简体   繁体   English

pyparsing 相互引用的变量

[英]pyparsing variables that refer to each other

I am using pyparsing to write a small grammar, but I'm running into an issue where the definition of one variable requires me to use another variable that itself requires the first one, etc. This answer helped me some, since I am working with Prolog strings, but it didn't seem to address the issue I'm having.我正在使用pyparsing编写一个小语法,但我遇到了一个问题,即一个变量的定义要求我使用另一个本身需要第一个变量的变量,等等。 这个答案帮助了我一些,因为我正在使用Prolog 字符串,但它似乎没有解决我遇到的问题。
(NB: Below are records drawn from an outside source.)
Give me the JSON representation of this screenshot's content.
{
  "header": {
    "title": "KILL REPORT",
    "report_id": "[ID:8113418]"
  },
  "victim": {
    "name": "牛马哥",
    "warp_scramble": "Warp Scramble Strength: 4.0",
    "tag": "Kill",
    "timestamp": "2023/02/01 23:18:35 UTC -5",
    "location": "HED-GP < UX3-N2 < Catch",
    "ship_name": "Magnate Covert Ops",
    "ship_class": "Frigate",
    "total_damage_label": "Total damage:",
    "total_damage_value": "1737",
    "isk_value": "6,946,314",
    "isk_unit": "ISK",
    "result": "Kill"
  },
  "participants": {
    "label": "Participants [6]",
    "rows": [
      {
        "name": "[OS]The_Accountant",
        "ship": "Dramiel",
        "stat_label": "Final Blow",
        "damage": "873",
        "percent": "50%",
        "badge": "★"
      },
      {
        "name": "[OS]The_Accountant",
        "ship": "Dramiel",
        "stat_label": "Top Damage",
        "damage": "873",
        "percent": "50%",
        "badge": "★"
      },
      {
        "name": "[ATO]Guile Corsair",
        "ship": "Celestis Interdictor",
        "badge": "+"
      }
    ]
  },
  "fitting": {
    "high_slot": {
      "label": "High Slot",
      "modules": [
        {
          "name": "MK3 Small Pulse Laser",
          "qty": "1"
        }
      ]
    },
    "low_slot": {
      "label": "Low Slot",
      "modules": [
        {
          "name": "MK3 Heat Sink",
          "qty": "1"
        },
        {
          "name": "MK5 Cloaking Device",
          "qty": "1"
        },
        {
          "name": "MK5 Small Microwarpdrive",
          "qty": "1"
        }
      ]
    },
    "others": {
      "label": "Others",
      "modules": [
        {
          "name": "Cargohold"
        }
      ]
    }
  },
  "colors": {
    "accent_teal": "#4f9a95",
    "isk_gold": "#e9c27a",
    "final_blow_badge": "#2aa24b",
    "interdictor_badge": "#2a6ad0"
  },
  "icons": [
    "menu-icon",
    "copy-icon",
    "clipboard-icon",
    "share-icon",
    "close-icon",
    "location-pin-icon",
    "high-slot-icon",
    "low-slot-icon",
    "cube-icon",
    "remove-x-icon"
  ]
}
Working example, without the issue工作示例,没有问题

import pyparsing as pp

# grammar
argument = pp.Word(pp.alphas)
pred = pp.Word(pp.alphas) + (pp.Suppress('(') + pp.delimitedList(argument) + pp.Suppress(')'))


# tests
test_string1="func(x, y)"

test_result1 = pred.parse_string(test_string1)
print(test_result1.dump())

Broken example, with the issue破碎的例子,有问题

import pyparsing as pp

# grammar
argument = pp.Word(pp.alphas) | pred
pred = pp.Word(pp.alphas) + (pp.Suppress('(') + pp.delimitedList(argument) + pp.Suppress(')'))


# tests
test_string2="func(func(x), y)"

test_result2 = pred.parse_string(test_string2)
print(test_result2.dump())

The idea is that a predication might have as one of its arguments another predication which itself might have more arguments or predications etc. However, in the first line of the grammar in the broken example, the code breaks because it is trying to reference pred , which hasn't been assigned yet.这个想法是一个谓词可能有另一个谓词作为它的参数之一,它本身可能有更多的参数或谓词等。但是,在损坏示例的语法的第一行中,代码中断是因为它试图引用pred ,尚未分配。 I can switch the order, but the problem will persist, because pred requires the usage of argument since a pred can have an argument .我可以切换顺序,但问题仍然存在,因为pred需要使用argument ,因为pred可以有argument

On paper I think it should work, since eventually it would terminate, but because of the fact that I have to declare things in a certain order it doesn't seem to work in code form.在纸面上,我认为它应该可以工作,因为最终它会终止,但是由于我必须以某种顺序声明事物,因此它似乎无法以代码形式工作。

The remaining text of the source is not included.